Before we show you how to reach your before-tax maximum, keep in mind these basic rules that apply to TDA, Roth and CRA accounts in the SCRP.

  • Eligible earnings include your base salary, paid leave and any summer supplemental pay you receive after becoming eligible for the plan, up to $350,000.
  • If you are under age 50, you can make $23,500 in before-tax contributions to the CRA and TDA, plus Roth after-tax contributions.
  • If you are age 50 by Dec. 31, 2025, you can make an additional $7,500 in only before-tax or Roth contributions. 
    • Beginning Jan. 1, 2025, participants aged 60-63 by Dec. 31, 2025, are eligible for $11,250 in additional contributions (Pre-Tax and/or Roth). 
    • Depending on your birth year, the 402g limits are as follows:
      • Born 1976 or later: $23,500
      • Born 1966-1975: $31,000
      • Born 1962-1965: $34,750
      • Born 1961 or earlier: $31,000
  • If you reach your maximum contribution during the year, you can continue to save with after-tax contributions. If you do, you may want to discontinue your after-tax contributions before January of the following year when your before-tax contributions automatically re-start.
  • When determining your before-tax contribution, be aware that limits apply to all before-tax contributions you make during the calendar year. Be sure to take into consideration before-tax contributions made to a prior employer’s plan within the same calendar year, if applicable.

Example: Employee A

Employee A wants to maximize before-tax contributions and avoid making after-tax contributions. Here’s how it’s done:

2025 eligible earnings$75,000
Age at Dec. 31, 202550
Maximum before-tax and Roth contributionIf you were born in 1976 or later, you can contribute $23,500 (no catch-up contribution).

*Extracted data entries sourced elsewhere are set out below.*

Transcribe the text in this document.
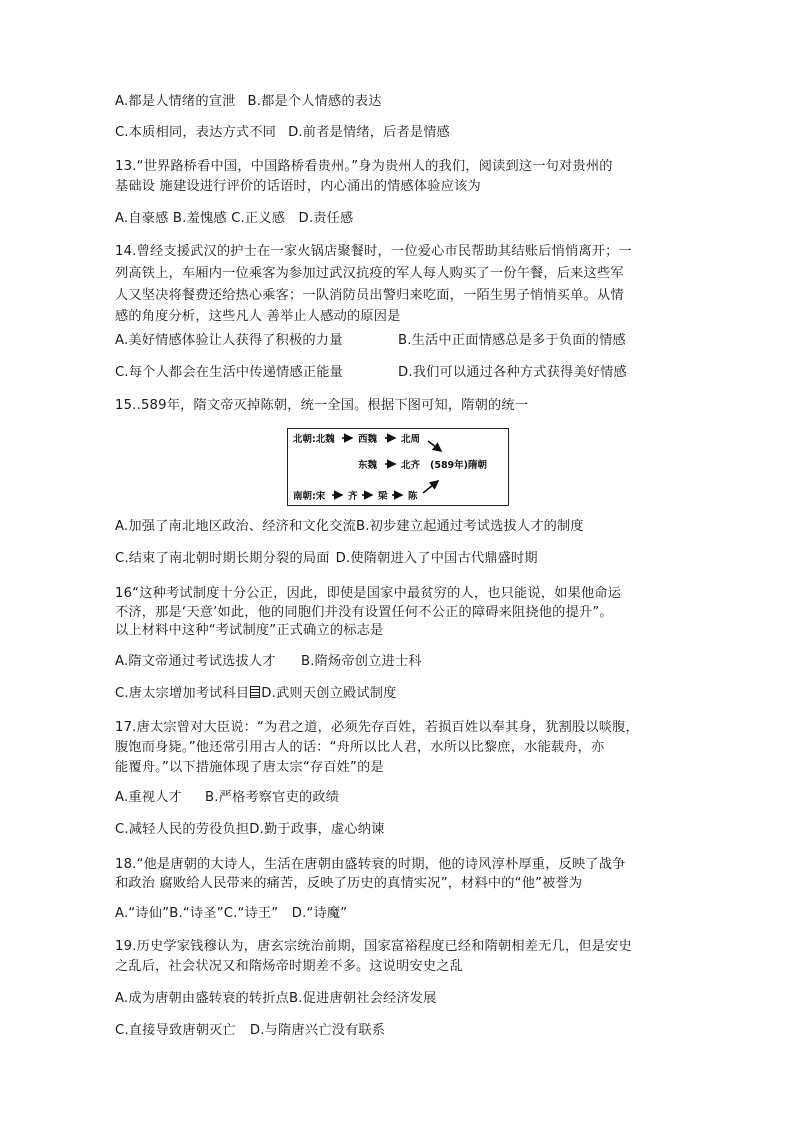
A.都是人情绪的宣泄 B.都是个人情感的表达
C.本质相同，表达方式不同 D.前者是情绪，后者是情感
13.“世界路桥看中国，中国路桥看贵州。”身为贵州人的我们，阅读到这一句对贵州的
基础设 施建设进行评价的话语时，内心涌出的情感体验应该为
A.自豪感 B.羞愧感 C.正义感　D.责任感
14.曾经支援武汉的护士在一家火锅店聚餐时，一位爱心市民帮助其结账后悄悄离开；一
列高铁上，车厢内一位乘客为参加过武汉抗疫的军人每人购买了一份午餐，后来这些军
人又坚决将餐费还给热心乘客；一队消防员出警归来吃面，一陌生男子悄悄买单。从情
感的角度分析，这些凡人 善举止人感动的原因是
A.美好情感体验让人获得了积极的力量	B.生活中正面情感总是多于负面的情感
C.每个人都会在生活中传递情感正能量	D.我们可以通过各种方式获得美好情感
15..589年，隋文帝灭掉陈朝，统一全国。根据下图可知，隋朝的统一
北朝:北魏 西魏	北周
东魏	北齐 (589年)隋朝
南朝:宋 齐 梁 陈
A.加强了南北地区政治、经济和文化交流B.初步建立起通过考试选拔人才的制度
C.结束了南北朝时期长期分裂的局面 D.使隋朝进入了中国古代鼎盛时期
16“这种考试制度十分公正，因此，即使是国家中最贫穷的人，也只能说，如果他命运
不济，那是‘天意’如此，他的同胞们并没有设置任何不公正的障碍来阻挠他的提升”。
以上材料中这种“考试制度”正式确立的标志是
A.隋文帝通过考试选拔人才 B.隋炀帝创立进士科
C.唐太宗增加考试科目 D.武则天创立殿试制度
17.唐太宗曾对大臣说：“为君之道，必须先存百姓，若损百姓以奉其身，犹割股以啖腹，
腹饱而身毙。”他还常引用古人的话：“舟所以比人君，水所以比黎庶，水能载舟，亦
能覆舟。”以下措施体现了唐太宗“存百姓”的是
A.重视人才 B.严格考察官吏的政绩
C.减轻人民的劳役负担D.勤于政事，虚心纳谏
18.“他是唐朝的大诗人，生活在唐朝由盛转衰的时期，他的诗风淳朴厚重，反映了战争
和政治 腐败给人民带来的痛苦，反映了历史的真情实况”，材料中的“他”被誉为
A.“诗仙”B.“诗圣”C.“诗王”　D.“诗魔”
19.历史学家钱穆认为，唐玄宗统治前期，国家富裕程度已经和隋朝相差无几，但是安史
之乱后，社会状况又和隋炀帝时期差不多。这说明安史之乱
A.成为唐朝由盛转衰的转折点B.促进唐朝社会经济发展
C.直接导致唐朝灭亡 D.与隋唐兴亡没有联系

If you were born in 1962 through 1965, you can contribute $34,750 ($23,500 + $11,250 catch-up contribution).

If you were born between 1966-1975 or 1961 or earlier, you can contribute $31,000 ($23,500 + $7,500 catch-up contribution). 

For ex: If you are age 50 or older by Dec. 31, 2025, you can contribute up to $31,000 ($23,500 + $7,500 catch-up contribution).
 
Deduction percentage$31,000 is approximately 41% of eligible earnings

Employee A could elect to contribute 41% each pay period throughout the year in order to contribute the maximum allowed.

When Employee A’s contributions reach the $31,000 or $34,750 limit, their Pre-Tax or Roth contributions will automatically stop.